While in this review we have described different ways to stimulate breathing at birth, it is also important to recognize that using so many interventions in the delivery room should not interfere with applying adequate respiratory support (Fig. 2). A possible solution could be to automate some of the described interventions so that the health-care professional can focus on respiratory support. We described that tactile stimulation is often omitted. The development and use of a device for automated stimulation based on respiratory effort of the infant might assist the caregiver during resuscitation. Hereby, the caregiver can fully focus on applying optimal non-invasive ventilation by face mask, which might lead to less leakage or obstruction. Normoxia is also an important determinant of respiratory drive. Ideally, both hypoxia and hyperoxia should be avoided. Automated oxygen titration used during resuscitation of preterm lambs led to similar time spent below and within SpO2 target range compared to manual FiO2 control, but the time spent above target range was significantly shorter when using automated control.147 Optimizing automated oxygen titration in the delivery room by using narrower target ranges or devices with better algorithms could potentially lead to more time spent within the SpO2 target range, resulting in improved respiratory effort.

Fig. 2
figure 2

Interventions focused on stimulation of spontaneous breathing during stabilization at birth. a Application of continuous positive airway pressure, supplemented with inflations if indicated. b Tactile stimulation. c Administration of supplemental oxygen. d Administration of a loading dose of caffeine via the umbilical vein

It has been shown that caffeine can be administered antenatally, ensuring that the required dose is reached immediately after birth. Using this approach, it is possible that fewer interventions will be required in the first minutes after birth that again enables the caregiver to focus on applying stimulation and non-invasive respiratory support. In addition, if caffeine is administered antenatally, the stimulatory effect on respiratory effort might be present as soon as the infant is born, possibly leading to a smoother respiratory transition. However, a large trial is needed to test whether administering caffeine in the delivery room or even antenatally, in combination with other interventions focused on stimulation of breathing, will lead to better clinical outcomes.

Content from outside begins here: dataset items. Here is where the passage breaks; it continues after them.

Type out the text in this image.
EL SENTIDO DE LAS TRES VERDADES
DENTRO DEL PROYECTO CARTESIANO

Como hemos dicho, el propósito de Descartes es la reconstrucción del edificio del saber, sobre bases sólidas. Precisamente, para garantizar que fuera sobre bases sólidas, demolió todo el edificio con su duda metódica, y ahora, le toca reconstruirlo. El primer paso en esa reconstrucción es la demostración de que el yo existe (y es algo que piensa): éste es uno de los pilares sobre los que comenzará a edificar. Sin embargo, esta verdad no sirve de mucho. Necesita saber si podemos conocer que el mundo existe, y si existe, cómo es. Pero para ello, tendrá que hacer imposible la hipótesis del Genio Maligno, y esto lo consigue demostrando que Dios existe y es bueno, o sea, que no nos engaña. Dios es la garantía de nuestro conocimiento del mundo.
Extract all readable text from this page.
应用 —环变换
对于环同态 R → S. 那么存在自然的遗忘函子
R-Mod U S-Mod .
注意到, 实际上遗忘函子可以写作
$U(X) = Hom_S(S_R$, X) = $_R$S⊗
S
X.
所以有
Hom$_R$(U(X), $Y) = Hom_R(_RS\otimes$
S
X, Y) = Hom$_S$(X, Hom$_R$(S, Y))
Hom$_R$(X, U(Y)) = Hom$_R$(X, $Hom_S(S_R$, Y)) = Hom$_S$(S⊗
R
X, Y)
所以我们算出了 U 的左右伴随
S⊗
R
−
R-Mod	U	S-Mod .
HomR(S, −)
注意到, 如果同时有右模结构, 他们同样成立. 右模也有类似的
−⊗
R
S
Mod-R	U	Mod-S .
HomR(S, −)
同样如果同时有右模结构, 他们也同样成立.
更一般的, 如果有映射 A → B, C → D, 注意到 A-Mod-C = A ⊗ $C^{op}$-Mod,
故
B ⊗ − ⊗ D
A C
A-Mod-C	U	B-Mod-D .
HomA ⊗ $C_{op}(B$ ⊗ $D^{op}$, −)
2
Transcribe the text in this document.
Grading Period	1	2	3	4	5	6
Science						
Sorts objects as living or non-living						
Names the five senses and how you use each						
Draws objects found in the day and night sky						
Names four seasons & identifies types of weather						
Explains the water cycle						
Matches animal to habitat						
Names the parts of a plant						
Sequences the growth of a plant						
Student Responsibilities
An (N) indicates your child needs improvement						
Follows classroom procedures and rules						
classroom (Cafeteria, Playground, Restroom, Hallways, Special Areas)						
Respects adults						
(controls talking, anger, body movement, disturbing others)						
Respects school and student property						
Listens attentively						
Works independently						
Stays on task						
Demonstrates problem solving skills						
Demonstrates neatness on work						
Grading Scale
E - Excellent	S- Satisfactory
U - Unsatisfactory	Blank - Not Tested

In case of signs of RDS after admittance to the NICU, surfactant should be administered in a way that preserves respiratory drive and prevents discomfort. When we are able to determine the optimal dose of Propofol in different gestational age ranges during this procedure, we might avoid adverse effects on neurodevelopmental outcome due to stress during the procedure.

Conclusion

The success of non-invasive ventilation depends on the effectiveness of spontaneous breathing both during transition and at the NICU. At birth, the importance of larynx function has been overlooked in the story of a successful transition of preterm infants. Thus, when non-invasive ventilation is desired, interventions that aide laryngeal patency could be a turning point in current practice. Therefore, the focus of the caregiver needs to shift toward stimulation instead of trying to take over the spontaneous breathing efforts of the infant with positive pressure ventilation. While different ways for supporting and stimulating breathing effort have been investigated separately, it is likely that combining these interventions in a bundle of care will increase the success in maintaining effective breathing of the preterm infant.